And the hits just keep on coming. In chapter 3 of “Frank Joseph’s” anthology of Ancient American articles, Lost Worlds of Ancient America, Scott Wolter of American Petrographic Services, a company specializing in analyzing construction materials for failure assessment, declares the Bat Creek Stone—a century-old hoax—to be genuine for reasons that don’t make much sense to me. The first three are, in order:
- Skeptics of the Bat Creek Stone’s authenticity called believers naughty names, so this means believers must be right.
- Skeptics say the stone is like the infamous Kensington Rune Stone, which Wolter already declared genuine based on “mica degradation” in the carving. Therefore, skeptics “undermine their own argument.”
- Skeptics conducted character assassination on the 1889 discoverer of the Bat Creek Stone, John Emmert, so the stone must be genuine.
Finally… the science.
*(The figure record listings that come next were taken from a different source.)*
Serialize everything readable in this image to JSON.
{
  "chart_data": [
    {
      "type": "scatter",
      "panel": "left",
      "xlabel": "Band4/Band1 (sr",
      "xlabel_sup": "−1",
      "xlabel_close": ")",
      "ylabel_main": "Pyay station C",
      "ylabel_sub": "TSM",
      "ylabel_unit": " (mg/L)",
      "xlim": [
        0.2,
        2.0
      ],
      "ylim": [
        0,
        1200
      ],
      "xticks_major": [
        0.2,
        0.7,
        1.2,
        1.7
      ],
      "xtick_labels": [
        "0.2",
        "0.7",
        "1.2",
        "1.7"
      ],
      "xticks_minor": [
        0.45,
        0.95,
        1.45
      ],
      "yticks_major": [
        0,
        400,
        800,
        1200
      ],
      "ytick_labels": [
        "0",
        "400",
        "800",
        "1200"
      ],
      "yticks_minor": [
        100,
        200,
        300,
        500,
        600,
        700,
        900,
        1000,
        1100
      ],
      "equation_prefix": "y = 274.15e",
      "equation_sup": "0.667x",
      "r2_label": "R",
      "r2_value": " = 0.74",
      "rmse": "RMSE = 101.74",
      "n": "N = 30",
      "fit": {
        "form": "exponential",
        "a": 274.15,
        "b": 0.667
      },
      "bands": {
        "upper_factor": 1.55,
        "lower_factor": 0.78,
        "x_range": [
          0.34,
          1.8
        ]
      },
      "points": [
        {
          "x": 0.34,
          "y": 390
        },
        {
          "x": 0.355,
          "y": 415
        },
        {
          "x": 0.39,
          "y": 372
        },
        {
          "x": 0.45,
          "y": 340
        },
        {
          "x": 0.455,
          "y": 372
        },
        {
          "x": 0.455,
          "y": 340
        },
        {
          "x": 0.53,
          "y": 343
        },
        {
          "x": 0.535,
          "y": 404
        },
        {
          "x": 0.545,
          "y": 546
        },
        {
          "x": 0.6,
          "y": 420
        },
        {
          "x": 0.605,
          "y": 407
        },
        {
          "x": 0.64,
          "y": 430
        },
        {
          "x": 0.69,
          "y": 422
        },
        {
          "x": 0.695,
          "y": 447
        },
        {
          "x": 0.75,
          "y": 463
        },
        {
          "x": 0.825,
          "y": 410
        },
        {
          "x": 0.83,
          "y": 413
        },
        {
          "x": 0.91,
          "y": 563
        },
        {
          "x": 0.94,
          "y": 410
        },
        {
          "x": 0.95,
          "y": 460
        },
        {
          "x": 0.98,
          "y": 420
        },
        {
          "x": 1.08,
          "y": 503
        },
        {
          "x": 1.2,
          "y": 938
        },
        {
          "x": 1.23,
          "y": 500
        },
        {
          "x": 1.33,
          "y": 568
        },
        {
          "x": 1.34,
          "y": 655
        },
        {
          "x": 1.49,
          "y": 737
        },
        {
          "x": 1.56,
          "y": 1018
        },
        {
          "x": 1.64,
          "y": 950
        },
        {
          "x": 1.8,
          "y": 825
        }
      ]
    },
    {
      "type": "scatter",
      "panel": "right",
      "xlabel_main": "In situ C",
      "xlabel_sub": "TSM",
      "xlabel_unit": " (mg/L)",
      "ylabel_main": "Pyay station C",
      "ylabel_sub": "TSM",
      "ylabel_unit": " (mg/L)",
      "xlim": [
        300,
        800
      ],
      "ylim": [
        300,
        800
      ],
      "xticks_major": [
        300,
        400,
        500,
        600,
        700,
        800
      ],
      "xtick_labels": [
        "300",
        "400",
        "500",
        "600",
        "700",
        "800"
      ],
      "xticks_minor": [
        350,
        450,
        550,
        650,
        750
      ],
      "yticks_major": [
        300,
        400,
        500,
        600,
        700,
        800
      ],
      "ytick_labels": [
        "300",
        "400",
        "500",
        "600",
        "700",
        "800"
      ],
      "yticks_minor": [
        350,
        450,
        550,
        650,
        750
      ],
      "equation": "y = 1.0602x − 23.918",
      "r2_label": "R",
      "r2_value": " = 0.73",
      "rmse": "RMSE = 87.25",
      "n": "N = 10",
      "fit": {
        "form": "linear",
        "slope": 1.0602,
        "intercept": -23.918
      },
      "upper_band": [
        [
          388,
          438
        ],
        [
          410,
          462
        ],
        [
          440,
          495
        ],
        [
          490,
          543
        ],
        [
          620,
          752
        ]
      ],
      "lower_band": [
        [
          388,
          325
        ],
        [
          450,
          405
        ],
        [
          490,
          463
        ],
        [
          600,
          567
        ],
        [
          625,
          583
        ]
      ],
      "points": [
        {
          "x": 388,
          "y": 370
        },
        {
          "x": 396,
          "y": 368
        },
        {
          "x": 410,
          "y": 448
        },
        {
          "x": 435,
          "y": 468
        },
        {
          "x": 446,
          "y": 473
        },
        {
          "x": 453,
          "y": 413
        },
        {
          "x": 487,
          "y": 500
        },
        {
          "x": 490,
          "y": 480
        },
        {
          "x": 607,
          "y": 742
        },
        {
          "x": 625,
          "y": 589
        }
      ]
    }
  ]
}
Wolter looked at the stone under a microscope in 2010 and concluded that because the edges of the carved letters were rounded and did not contain any quartz silt, they were therefore weathered and “had to have been made prior to the excavation of the mound by John Emmert.” I’m not sure I follow why it is that the utter lack of orange-colored silt in the carved characters is proof that the stone had been buried in a red clay mound for hundreds of years. The argument seems to be that a fresh carving would have broken into the stone’s orange silt interior and left debris, but that greatly underestimates the ability of a hoaxer to do such simple things as carve carefully and wash and polish the stone prior to burying it.
Wolter contradicts his own assessment by asserting that the stone had been polished prior to being deposited in the mound. The more parsimonious explanation is that the man who faked the stone gave it a good polish to make it look old prior to depositing it. This is partially confirmed by Wolter’s own analysis that only the side with the inscription is polished.
Well, we are 0-3 so far in "compelling evidence" of ancient visitors to America. I'll grant that this chapter was a bit more rigorous than others, but it still hasn't made a very compelling case. A rewrite to make the analysis a bit clearer might have helped, and I should probably also mention that New Page Books' poor proofreading and page design doesn't help either. In just this chapter we have missing italicization, dropped letters (the year 2010 is misprinted as 10s, for example), and other typographical errors. An earlier chapter had a page (p. 29) with a large blank section due to what appears to be a computer program's automated page layout issues. These issues are distracting and don't help with the book's claim to professionalism.